We had these Aperol Spritz after visiting the mysterious and deep Pozzo di San Patrizio. Going down (and specially, up) all those 248 steps clearly deserved a celebratory drink, which we had on a bar-kiosk that was conveniently located on the way to the pozzo.
It was also funny how grumpy and suspicious the bartenders were with regards to letting people access their toilets. They would give you the key if, and only if, you had consumed something, and would be looking at you with a fierce expression of disapproval until you either did that or went away ?
Rome – Obicà
We were tired after just trying to walk in the streets without being approached by souvenir sellers or ran over by tourist groups, it was hot, and we wanted to sit somewhere and have a leisurely drink.
The outdoor tables of this café looked good, but then we then realised it was an Obicà. Should we do business with a chain? Shouldn’t we?
But we decided to snub our snobbery, and just go for it. It couldn’t be worse than the ones in London, and these are pretty decent quality to start with, all things considered, we reasoned.
This turned out to be a really good decision.
It was a quiet place, not swarming with weirdos, and most importantly, they introduced us to a life-changing invention: Campari Spritz.

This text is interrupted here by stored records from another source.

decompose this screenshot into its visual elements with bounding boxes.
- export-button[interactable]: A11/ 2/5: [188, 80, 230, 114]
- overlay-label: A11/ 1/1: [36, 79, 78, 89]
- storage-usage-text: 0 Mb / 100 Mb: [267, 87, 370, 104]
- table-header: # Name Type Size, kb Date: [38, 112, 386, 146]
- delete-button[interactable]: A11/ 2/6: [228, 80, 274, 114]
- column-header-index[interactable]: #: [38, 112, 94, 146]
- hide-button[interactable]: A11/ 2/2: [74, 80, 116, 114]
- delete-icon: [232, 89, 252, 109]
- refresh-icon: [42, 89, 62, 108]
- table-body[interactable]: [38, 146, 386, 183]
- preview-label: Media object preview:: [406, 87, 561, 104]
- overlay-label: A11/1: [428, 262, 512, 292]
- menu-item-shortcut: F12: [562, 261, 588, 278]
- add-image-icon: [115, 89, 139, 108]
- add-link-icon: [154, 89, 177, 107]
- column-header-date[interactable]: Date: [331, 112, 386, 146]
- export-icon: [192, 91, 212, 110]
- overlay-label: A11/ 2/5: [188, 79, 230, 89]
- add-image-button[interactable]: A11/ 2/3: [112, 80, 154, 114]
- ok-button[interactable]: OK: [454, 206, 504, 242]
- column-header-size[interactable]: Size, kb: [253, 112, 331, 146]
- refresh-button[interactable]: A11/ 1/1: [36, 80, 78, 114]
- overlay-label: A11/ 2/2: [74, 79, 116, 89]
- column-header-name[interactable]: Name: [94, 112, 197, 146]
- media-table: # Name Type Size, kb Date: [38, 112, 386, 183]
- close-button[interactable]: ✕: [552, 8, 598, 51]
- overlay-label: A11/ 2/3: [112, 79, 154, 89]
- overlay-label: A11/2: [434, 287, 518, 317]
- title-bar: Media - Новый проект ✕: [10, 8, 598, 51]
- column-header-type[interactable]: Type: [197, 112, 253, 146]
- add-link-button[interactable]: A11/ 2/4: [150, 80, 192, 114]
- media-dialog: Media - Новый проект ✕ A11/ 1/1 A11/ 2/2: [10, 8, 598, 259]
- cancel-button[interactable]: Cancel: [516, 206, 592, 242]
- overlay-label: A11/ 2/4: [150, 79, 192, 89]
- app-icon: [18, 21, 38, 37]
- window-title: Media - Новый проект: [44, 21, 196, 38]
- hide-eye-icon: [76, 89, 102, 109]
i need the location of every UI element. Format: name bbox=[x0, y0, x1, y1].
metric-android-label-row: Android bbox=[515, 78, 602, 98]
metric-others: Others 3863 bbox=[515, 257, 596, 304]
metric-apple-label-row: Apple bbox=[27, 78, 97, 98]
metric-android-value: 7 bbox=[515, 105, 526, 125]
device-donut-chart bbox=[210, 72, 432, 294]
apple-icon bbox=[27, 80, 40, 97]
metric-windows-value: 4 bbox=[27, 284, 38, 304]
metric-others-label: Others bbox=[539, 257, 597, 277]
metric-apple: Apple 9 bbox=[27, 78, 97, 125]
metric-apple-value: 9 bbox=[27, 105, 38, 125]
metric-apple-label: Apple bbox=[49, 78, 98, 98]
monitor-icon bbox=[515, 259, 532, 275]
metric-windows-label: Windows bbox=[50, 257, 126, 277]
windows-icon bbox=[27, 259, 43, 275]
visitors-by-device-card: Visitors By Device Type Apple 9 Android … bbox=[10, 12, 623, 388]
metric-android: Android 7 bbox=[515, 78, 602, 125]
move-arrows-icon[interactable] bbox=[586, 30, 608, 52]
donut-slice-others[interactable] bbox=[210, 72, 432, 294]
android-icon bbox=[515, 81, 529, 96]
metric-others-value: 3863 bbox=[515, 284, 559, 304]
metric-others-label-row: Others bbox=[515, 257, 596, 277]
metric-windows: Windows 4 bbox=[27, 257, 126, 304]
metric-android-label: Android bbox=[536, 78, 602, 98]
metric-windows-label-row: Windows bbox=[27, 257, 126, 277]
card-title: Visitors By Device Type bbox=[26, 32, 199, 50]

It was stronger than the Aperol version, and obviously turned out to be a great success amongst us, declared Negroni devotees.
(I suppose another way of explaining it would be to say that it is a bit like a Negroni sbagliato, but without the gin: Campari and prosecco only).
Rome – Bar del Fico
For some strange reason I don’t have pictures of the drinks here, but I have a picture of the drinks menu ? —if anything, there are lots of good ideas there!
I have a vague memory of ordering the Negroni al Fico and perhaps the Diva? Or the Fico Martini? I don’t remember!
It was a really good place to hang out: the drinks were good, everyone seemed quite relaxed and it wasn’t too noisy despite the fact that it was decently busy.
Rome – Baguetteria del Fico
This is when we got really hungry and found this place round the corner of the Piazza del Fico (hence why everything is “del Fico” now).
This place reminded me lots to the places near the market in Bologna… an array of meats and cheeses on display, waiting to be made into platters, and a lively but civilised atmosphere outside.
I was also told for the second time in Italy that my Italian was very funny and dramatic. Well then, LET THERE BE DRAMA ??
*flicks hair with a wide and exaggerated arm gesture*
We got a cheese & meat platter which was exactly what we needed at that point, and a couple of… Belgian beers, I don’t really know why, now that I think about that. Perhaps we just felt like it. Anyway, they were good beers and I had no complaint about them.